What’s In a Name? For North Carolina Legislators, a Chance to Terminate HBCUs


bluedog

"Leader of Kings"
What’s In a Name? For North Carolina Legislators, a Chance to Terminate HBCUs

Two years ago, the New York Times editorial board told the nation that the state of North Carolina was burning on every key policy and social issue that had come to represent progressive southern politics, thanks to the political shift of the governor’s office and the state congress to GOP control.

And one of the first things we knew that conservative politicians would try to claim would be the state’s public HBCUs – the last and largest publicly subsidized government agencies you’ll find anywhere that were created for black folks, and today are generally managed by black folks and predominantly serving black folks.

You knew the idea was coming last March when one legislator asked, “how many HBCUs do we really need?” You knew the plan had been developed when almost a year earlier, a state budget proposal which didn’t include Elizabeth City State was introduced and defeated, and the chancellor resigned shortly in December 2015.

And you know the plan is in action when legislators float documents to the media on the “Access to Affordable Education Act,” a plan that aims to lower tuition at public institutions, raises admissions standards, realigns academic missions and programs, and potentially changes the name of some campuses. The law would work in tandem with the state’s Guaranteed Admission Program, which directs high school graduates who finish on the margins of most college admission requirements to community colleges and the potential of transfer into a four-year institution.
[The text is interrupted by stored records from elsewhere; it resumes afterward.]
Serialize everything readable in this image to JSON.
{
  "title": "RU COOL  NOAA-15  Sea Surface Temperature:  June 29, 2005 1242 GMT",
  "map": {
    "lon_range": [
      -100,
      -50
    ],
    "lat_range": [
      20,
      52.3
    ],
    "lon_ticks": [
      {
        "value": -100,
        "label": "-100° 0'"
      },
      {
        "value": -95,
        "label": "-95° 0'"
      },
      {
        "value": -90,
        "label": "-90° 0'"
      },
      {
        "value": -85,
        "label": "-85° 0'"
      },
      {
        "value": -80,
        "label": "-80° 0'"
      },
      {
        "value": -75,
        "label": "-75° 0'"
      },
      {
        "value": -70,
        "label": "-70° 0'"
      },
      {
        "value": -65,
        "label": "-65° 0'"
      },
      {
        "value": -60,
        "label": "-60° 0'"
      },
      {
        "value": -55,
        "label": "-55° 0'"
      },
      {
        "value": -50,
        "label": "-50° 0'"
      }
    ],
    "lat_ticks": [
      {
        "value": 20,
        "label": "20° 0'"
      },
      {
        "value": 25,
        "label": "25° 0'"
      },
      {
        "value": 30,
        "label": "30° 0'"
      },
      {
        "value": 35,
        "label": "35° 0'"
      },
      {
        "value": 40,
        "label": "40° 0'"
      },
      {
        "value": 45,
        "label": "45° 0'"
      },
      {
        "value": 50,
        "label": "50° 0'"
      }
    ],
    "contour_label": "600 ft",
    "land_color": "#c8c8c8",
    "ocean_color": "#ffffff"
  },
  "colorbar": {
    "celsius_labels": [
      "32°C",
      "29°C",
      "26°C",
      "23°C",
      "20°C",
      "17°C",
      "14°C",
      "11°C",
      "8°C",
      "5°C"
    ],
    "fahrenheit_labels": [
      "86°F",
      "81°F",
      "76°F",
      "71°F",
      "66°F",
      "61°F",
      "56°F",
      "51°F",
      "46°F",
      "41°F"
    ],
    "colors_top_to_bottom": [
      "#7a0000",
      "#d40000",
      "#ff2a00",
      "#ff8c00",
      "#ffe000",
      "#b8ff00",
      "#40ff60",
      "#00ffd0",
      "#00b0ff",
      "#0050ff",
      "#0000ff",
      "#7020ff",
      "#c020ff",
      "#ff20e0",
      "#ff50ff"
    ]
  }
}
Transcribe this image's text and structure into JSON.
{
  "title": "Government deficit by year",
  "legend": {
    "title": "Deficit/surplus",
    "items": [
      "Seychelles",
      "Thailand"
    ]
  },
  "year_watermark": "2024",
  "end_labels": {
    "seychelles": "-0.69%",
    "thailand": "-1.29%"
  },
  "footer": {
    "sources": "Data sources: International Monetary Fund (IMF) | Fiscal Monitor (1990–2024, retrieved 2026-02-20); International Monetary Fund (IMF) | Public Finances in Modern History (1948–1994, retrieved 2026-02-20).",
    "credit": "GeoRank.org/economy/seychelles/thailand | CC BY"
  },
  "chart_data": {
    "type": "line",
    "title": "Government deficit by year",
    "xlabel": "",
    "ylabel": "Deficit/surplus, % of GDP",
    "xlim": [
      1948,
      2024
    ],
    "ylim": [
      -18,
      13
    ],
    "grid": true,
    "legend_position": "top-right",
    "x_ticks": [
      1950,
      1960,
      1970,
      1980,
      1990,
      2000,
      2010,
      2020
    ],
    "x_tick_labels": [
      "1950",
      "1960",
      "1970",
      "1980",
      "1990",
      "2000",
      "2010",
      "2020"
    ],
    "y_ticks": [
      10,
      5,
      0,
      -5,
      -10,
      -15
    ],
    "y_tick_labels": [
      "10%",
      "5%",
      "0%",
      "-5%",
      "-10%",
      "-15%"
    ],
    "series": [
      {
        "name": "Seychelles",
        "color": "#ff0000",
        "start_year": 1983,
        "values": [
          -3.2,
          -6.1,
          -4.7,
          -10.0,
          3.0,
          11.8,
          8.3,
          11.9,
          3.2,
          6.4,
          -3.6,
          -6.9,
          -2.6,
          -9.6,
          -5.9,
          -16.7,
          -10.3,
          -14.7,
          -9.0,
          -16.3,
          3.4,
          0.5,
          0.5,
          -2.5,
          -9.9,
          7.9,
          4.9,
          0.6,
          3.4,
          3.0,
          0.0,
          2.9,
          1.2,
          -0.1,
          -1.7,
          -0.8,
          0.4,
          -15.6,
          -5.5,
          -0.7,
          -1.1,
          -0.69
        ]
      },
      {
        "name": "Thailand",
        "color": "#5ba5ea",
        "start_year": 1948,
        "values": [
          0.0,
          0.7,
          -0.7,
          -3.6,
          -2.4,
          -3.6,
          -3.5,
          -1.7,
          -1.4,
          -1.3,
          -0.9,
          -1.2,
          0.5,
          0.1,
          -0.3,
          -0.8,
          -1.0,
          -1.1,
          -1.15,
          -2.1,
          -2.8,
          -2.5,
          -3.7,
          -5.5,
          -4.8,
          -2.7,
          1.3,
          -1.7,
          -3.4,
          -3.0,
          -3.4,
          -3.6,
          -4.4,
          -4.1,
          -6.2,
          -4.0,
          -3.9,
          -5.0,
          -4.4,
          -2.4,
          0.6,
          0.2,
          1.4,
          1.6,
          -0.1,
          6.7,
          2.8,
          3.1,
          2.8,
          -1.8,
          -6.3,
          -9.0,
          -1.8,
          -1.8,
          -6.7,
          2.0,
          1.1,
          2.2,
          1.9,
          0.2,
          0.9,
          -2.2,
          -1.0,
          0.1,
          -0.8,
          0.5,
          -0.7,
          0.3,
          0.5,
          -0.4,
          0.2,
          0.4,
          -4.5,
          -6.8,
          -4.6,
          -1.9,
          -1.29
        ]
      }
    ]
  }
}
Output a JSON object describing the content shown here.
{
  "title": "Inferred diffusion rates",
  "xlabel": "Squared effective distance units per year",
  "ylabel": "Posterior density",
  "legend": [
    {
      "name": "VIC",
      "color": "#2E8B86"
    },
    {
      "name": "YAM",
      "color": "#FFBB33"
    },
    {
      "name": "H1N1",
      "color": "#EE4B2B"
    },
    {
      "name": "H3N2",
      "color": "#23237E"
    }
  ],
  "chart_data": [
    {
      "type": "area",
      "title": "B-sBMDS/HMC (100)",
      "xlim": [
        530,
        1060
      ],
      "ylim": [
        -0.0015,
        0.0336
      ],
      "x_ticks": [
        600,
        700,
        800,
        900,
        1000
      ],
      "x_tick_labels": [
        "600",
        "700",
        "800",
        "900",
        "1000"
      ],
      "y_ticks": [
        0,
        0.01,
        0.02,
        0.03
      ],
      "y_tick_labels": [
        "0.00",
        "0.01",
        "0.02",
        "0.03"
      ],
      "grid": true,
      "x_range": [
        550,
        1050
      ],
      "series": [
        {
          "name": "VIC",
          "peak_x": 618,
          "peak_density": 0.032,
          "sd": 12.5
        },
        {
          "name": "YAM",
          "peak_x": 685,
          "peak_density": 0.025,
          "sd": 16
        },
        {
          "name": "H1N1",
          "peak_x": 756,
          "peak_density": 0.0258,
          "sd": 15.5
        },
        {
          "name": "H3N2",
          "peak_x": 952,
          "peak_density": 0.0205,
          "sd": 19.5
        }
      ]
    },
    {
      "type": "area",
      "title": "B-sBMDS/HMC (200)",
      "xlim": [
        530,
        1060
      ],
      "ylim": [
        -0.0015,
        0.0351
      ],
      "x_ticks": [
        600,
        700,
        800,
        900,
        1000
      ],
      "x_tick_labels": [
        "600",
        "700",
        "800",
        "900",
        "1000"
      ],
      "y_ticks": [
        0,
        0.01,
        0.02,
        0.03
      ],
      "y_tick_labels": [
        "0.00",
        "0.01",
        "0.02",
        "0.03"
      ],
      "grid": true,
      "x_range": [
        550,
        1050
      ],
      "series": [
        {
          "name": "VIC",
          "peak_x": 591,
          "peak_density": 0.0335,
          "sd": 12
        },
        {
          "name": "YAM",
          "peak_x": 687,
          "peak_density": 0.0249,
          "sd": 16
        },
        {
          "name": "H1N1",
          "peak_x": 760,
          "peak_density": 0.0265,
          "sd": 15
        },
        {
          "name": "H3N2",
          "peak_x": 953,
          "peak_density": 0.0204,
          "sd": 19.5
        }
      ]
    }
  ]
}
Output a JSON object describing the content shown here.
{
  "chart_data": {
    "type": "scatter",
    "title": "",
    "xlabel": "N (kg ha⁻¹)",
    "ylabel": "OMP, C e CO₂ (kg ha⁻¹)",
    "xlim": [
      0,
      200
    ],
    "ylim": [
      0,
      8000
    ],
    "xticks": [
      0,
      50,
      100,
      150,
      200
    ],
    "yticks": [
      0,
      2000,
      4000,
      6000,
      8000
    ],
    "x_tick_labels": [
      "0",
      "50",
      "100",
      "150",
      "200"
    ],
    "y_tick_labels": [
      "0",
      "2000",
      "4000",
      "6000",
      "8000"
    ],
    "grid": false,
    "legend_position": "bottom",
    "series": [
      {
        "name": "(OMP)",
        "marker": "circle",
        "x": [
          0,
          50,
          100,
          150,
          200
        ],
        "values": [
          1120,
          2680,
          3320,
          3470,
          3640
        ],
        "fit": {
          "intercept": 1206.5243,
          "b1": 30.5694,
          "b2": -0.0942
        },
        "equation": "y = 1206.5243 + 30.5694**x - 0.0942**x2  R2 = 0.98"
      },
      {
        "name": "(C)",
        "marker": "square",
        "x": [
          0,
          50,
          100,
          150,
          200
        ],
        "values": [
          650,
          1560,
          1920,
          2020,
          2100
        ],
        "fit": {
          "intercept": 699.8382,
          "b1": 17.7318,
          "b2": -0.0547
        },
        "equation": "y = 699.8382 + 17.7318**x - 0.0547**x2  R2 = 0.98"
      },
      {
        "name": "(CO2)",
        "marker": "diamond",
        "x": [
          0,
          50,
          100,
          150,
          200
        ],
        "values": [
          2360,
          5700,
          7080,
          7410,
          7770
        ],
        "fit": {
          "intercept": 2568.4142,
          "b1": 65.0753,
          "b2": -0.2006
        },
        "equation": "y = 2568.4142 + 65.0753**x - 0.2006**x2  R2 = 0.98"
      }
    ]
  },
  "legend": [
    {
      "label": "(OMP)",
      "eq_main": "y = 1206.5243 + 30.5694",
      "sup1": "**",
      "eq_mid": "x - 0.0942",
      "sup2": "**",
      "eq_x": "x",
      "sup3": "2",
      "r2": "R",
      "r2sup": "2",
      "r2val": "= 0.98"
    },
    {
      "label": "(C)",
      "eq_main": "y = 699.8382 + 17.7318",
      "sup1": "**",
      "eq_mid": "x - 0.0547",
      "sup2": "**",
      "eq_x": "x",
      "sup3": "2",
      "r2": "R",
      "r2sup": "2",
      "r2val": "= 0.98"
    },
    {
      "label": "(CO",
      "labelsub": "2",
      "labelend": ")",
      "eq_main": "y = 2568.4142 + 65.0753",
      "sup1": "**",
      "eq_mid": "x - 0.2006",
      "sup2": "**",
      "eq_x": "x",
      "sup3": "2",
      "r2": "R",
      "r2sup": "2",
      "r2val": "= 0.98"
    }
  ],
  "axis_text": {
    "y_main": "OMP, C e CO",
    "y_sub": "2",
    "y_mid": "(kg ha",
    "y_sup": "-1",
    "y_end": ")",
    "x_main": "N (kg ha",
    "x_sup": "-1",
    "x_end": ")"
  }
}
http://www.hbcudigest.com/sub/whats...lina-legislators-a-chance-to-terminate-hbcus/
 
I get the strange feeling that HBCUs in North Carolina will start experiencing much harder times. I'm sure North Carolina's legislators have come to realize that their state disproportionately have way more public HBCUs than the other states with public HBCUs. North Carolina has 5 public HBCUs (North Carolina A&T, North Carolina Central, Winston-Salem State, Fayetteville State, Elizabeth City State) compared to the state just north of it Virginia with only 2 public HBCUs (Norfolk State and Virginia State).